Senate Majority Leader Chuck Schumer, DN.Y., said Saturday the amendments would not discourage Democrats.

“These efforts will not deter us,” he said during an address to the Senate. “However long it takes, the Senate will remain in session to complete this bill.”

“We won’t leave until the job is done,” he added.

Democrats are fast-tracking the legislation through a process known as reconciliation, which allows them to pass the bill by a simple majority vote. All 50 members of their caucus must support the bill for it to pass, with Vice President Harris serving as the tiebreaker.

A general view of the United States Capitol dome, in Washington, DC on July 6, 2022.

Graeme Sloan/Sipa USA via AP, FILE

Sen. Kyrsten Sinema, D-Arizona, paved the way for passage of the Cut Inflation Act when she announced her support on Thursday after tax provisions targeting wealthy hedge fund managers and executives private equity funds that she opposed have been removed from the bill.

Sinema, who was the last holdout Democrat, said she would sign “subject to parliamentary review”.
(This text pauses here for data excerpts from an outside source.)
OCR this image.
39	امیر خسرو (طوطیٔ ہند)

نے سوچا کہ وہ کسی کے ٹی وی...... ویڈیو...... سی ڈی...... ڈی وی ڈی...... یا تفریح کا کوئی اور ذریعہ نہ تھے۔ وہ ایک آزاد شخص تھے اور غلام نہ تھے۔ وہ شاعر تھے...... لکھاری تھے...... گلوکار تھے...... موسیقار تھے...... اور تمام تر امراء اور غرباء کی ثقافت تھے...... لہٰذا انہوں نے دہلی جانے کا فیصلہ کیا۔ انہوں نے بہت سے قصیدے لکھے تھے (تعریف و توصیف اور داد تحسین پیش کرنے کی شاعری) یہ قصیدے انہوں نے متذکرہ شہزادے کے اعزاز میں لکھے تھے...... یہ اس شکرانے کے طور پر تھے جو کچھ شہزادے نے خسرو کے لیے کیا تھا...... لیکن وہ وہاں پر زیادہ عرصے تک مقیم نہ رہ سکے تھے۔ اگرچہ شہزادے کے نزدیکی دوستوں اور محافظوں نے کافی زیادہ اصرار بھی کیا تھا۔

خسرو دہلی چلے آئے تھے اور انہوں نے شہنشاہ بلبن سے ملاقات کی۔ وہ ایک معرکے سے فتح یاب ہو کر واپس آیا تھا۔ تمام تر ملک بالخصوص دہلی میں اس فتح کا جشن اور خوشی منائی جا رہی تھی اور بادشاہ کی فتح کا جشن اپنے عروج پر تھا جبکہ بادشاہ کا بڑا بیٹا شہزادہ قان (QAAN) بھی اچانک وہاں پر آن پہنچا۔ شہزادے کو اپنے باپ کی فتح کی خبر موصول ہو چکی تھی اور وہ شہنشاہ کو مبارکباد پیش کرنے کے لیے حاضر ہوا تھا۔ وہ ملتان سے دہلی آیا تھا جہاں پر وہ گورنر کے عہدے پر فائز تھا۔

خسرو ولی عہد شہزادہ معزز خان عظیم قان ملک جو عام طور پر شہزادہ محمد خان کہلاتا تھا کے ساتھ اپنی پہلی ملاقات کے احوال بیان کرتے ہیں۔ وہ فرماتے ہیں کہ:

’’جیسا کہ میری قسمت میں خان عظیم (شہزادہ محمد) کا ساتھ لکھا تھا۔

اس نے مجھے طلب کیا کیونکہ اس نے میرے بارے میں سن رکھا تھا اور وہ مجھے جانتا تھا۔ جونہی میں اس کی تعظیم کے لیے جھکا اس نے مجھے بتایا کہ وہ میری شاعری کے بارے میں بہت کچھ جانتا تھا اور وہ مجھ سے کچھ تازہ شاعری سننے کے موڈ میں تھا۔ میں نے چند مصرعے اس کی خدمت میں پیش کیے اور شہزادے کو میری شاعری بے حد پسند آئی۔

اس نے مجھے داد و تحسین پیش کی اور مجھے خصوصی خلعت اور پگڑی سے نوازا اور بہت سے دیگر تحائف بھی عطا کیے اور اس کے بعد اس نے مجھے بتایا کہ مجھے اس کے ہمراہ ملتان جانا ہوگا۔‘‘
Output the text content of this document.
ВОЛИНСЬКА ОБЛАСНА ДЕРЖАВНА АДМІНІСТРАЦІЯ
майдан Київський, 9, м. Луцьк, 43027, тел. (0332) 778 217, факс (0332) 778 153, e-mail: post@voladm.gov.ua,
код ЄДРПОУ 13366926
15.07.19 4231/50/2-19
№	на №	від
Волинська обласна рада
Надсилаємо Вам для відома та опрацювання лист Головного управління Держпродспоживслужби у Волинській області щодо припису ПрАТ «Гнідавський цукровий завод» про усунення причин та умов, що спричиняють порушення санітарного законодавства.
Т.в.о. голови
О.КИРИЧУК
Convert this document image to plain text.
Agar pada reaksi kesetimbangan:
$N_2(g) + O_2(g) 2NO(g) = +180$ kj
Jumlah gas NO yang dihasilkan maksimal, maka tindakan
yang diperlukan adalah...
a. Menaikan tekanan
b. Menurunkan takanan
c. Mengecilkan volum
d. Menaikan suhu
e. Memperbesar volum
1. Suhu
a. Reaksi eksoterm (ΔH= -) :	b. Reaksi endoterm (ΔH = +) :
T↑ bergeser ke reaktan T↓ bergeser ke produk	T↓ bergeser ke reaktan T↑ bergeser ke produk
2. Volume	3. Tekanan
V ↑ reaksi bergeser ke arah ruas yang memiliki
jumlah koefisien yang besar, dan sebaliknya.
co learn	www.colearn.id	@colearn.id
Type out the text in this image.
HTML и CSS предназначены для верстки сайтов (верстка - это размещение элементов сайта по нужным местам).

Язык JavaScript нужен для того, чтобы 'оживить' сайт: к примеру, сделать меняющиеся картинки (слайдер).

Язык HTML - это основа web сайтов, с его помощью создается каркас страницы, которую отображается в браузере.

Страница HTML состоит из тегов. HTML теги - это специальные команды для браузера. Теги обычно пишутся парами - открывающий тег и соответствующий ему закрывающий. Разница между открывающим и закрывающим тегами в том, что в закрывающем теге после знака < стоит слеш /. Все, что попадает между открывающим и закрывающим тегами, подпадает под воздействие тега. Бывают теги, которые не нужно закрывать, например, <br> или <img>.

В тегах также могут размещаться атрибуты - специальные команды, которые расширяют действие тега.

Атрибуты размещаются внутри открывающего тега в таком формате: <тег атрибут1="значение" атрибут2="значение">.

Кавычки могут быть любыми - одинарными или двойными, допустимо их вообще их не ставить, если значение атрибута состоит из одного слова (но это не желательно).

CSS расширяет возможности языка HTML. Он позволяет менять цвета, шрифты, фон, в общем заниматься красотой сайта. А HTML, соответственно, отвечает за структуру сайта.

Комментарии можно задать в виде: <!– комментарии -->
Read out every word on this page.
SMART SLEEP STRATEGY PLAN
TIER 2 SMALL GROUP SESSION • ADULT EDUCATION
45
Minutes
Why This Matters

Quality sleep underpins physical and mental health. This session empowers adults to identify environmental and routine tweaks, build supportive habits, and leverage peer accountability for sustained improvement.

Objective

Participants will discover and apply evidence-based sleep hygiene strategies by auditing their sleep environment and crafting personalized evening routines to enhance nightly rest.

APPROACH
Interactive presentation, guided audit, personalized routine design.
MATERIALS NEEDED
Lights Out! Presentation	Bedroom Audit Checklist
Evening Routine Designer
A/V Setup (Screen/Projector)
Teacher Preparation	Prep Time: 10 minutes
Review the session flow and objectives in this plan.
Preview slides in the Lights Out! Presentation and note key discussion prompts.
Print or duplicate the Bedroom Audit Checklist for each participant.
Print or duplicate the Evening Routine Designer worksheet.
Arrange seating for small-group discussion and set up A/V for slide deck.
On Saturday, the parliamentarian gave the go-ahead to most of the drug pricing provisions of the bill, except for a provision aimed at penalizing pharmaceutical companies that raise the prices of certain prescription drugs faster than inflation for patients with private insurance.

“Democrats have received some very good news: for the first time, Medicare will finally be allowed to negotiate prescription drug prices, seniors will have free vaccines and their costs capped, and much more. This is a major victory. for the American people,” Schumer said. said.

Sen. Ron Wyden, D-Ore., said the congressman also approved his committee’s clean energy tax package, which includes consumer credits for Americans to improve the energy efficiency of their homes and for those who buy electric vehicles.

President Joe Biden celebrated movement on the bill, which encompasses key parts of his platform. It’s a “game changer for working families and our economy,” he said on Friday.

The White House said Saturday it was “reassured to see the Senate making progress” on the Cut Inflation Act.

Republicans are expected to be unanimous in their opposition to the Cut Inflation Act and have heavily criticized Sen. Joe Manchin, DW.Va., for making the deal with Schumer.

On the floor Saturday, Senate Minority Leader Mitch McConnell, R-Ky., criticized the bill’s climate provisions and drug pricing plans.

“American families don’t want Democrats policing the kinds of clothes and dryers they can put in their homes. What they want is for Democrats to start policing the streets of our city,” McConnell said.

– ABC News’ Trish Turner and Allison Pecorin contributed to this report.